For instance, current
guidelines treat the whole moon as a potentially interesting site to
investigate the origins of life. That means every landing mission is supposed to
submit documentation to COSPAR detailing where it went and what it did. But apart
from a few regions, such the lunar south pole which may have water
ice reservoirs (SN: 7/22/19), the moon holds little interest
for investigating the chemical evolution of life, said panel chair and
planetary scientist Alan Stern of the Southwest Research Institute in Boulder,
Colo., during the teleconference. So many places may not need protection.
At least one astrobiologist cautioned, however,
against relaxing current guidelines too much. Spacecraft landing in areas
deemed sterile could still contaminate areas that are potentially interesting
for astrobiology, says John Rummel of the SETI Institute in Mountain View,
Calif. If a lunar probe crashes on the moon’s surface, “you end up with
material that’s taken into the lunar atmosphere and deposited in the cold traps
at the south and north anyway,” he says. “You don’t even have to land at the south
pole to affect [it].”
In its report, the review panel also recommended
reassessing contamination risks across Mars. Missions to the Red Planet have been
designed to meet rigorous sterilization standards that often involve exposing spacecraft
components to heat, chemicals or harsh radiation. But experiments have suggested
microbes probably would struggle to survive and spread on many parts of
Mars. So such deep cleaning may not be needed, according to the report.
The report suggests that specific areas of Mars
should be identified as high-priority zones for seeking past or present life.
Other areas could be designated as human exploration zones, where microbes brought
by astronauts wouldn’t pose such a problem. “While some places on Mars have
high interest for understanding the potential for past life on Mars, or even
prebiotic development of life … not all places on Mars have that potential,”

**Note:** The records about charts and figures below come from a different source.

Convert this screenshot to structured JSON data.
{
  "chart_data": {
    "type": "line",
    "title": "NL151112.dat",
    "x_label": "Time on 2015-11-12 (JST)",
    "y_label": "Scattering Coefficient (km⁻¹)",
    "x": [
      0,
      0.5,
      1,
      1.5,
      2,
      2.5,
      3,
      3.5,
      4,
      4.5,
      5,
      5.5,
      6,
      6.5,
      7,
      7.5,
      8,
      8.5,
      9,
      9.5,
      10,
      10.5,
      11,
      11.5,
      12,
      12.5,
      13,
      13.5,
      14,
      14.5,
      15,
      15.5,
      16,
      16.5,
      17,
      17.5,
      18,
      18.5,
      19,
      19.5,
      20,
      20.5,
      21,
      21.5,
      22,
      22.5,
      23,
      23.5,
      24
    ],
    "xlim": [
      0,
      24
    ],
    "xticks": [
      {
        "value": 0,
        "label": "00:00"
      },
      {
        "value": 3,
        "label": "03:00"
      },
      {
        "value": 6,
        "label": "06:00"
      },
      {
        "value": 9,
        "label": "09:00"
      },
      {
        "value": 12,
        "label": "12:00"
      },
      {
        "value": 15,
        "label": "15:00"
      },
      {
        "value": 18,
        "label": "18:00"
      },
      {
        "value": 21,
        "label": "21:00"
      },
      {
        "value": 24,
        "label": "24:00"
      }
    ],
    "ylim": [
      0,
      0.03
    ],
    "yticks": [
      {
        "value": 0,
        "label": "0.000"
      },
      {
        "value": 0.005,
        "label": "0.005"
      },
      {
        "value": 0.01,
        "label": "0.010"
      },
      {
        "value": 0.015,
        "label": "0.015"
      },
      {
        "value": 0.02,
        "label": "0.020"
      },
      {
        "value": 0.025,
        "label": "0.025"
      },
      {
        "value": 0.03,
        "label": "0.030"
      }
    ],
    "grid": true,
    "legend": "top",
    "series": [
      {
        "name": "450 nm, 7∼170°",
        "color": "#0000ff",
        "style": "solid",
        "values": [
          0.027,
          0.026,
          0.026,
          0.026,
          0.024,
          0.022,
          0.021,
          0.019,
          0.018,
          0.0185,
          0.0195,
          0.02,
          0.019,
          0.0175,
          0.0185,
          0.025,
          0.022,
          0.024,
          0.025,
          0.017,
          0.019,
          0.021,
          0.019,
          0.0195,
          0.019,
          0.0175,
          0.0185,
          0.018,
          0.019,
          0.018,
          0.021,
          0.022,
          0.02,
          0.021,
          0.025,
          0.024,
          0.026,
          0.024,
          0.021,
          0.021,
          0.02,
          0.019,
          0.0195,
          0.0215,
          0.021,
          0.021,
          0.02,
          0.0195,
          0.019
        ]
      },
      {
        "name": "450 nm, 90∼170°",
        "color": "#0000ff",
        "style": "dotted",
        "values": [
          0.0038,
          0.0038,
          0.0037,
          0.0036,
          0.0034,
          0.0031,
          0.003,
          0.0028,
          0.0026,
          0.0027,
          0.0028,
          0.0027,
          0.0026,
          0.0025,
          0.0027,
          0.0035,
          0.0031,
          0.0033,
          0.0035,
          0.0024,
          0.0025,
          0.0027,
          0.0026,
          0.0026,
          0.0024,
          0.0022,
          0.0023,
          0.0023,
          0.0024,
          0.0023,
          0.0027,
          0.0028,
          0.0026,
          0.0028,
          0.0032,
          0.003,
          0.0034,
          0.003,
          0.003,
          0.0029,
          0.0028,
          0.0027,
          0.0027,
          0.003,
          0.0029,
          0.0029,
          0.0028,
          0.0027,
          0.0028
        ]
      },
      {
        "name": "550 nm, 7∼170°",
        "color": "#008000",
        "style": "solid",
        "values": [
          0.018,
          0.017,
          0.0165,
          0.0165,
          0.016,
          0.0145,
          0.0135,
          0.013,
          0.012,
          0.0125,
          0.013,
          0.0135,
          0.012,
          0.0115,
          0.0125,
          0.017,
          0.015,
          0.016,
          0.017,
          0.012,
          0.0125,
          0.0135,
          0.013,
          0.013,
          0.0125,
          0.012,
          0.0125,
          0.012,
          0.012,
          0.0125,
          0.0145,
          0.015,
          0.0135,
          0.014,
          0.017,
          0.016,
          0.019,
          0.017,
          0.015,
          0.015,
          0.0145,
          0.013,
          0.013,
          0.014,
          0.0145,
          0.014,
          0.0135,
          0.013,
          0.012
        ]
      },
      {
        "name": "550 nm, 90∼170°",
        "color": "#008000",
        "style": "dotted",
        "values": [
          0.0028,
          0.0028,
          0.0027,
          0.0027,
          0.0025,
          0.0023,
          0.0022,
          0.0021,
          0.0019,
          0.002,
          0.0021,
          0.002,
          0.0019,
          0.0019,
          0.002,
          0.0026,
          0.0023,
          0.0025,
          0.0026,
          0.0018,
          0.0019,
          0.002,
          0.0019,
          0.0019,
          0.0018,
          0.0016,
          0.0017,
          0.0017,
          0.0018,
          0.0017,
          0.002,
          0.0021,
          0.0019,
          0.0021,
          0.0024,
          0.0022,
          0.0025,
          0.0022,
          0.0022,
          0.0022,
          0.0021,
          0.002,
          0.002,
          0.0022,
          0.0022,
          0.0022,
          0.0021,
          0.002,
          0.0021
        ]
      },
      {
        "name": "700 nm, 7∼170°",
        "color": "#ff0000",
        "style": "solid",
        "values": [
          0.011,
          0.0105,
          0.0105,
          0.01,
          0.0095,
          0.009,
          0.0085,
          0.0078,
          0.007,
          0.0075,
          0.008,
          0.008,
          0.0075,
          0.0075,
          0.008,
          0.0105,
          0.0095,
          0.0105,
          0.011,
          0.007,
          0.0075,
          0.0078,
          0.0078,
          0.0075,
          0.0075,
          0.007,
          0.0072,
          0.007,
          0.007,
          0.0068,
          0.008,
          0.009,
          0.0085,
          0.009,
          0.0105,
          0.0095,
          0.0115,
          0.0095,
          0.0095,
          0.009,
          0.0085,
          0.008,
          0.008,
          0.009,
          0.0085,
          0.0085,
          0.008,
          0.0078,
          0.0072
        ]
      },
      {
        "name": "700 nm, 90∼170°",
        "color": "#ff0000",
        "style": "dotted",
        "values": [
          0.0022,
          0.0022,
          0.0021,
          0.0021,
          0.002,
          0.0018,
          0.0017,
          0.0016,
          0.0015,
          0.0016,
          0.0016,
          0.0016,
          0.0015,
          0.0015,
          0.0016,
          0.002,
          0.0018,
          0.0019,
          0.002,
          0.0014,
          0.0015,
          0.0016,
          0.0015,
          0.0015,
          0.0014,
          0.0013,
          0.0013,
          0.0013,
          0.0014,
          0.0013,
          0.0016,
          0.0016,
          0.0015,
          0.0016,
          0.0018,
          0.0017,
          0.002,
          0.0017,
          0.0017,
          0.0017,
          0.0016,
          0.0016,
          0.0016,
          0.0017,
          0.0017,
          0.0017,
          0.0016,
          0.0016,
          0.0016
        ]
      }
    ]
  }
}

Astrobiologist Alberto Fairén of Cornell
University welcomes the possibility of adding nuance to the “extremely
restrictive” protection guidelines for Mars. He and colleagues recommended
a few high-priority astrobiology zones in Advances in Space Research in March, including lakes
of liquid water possibly hidden under ice sheets (SN: 12/17/18).
Rummel, of the SETI Institute, takes a more
conservative view. “There are undoubtedly places on Mars where Earth microbes
aren’t going to grow,” he says. The rub is understanding Mars in enough detail
to know where those spots are with total confidence. “We don’t know enough
about Mars, in my opinion, [to categorize] most of it.”
Beyond reevaluating the risks of contaminating
the Martian surface, the NASA report also considers rules for bringing samples back
to Earth. Current guidelines stipulate that Red Planet rocks should be
sterilized or to undergo biohazard testing before they can be handed out for
analysis. Such precautions “lack a fully rational basis,” considering how much
Martian material has landed already on Earth, the report says. “Earth and Mars
have been exchanging meteorites for billions of years with absolutely no
planetary protection,” Stern pointed out.
NASA now will consider
the report in updating its own standards of practice for planetary protection,
but the process for incorporating these suggestions into COSPAR’s guidelines
“is not well-defined,” the report says.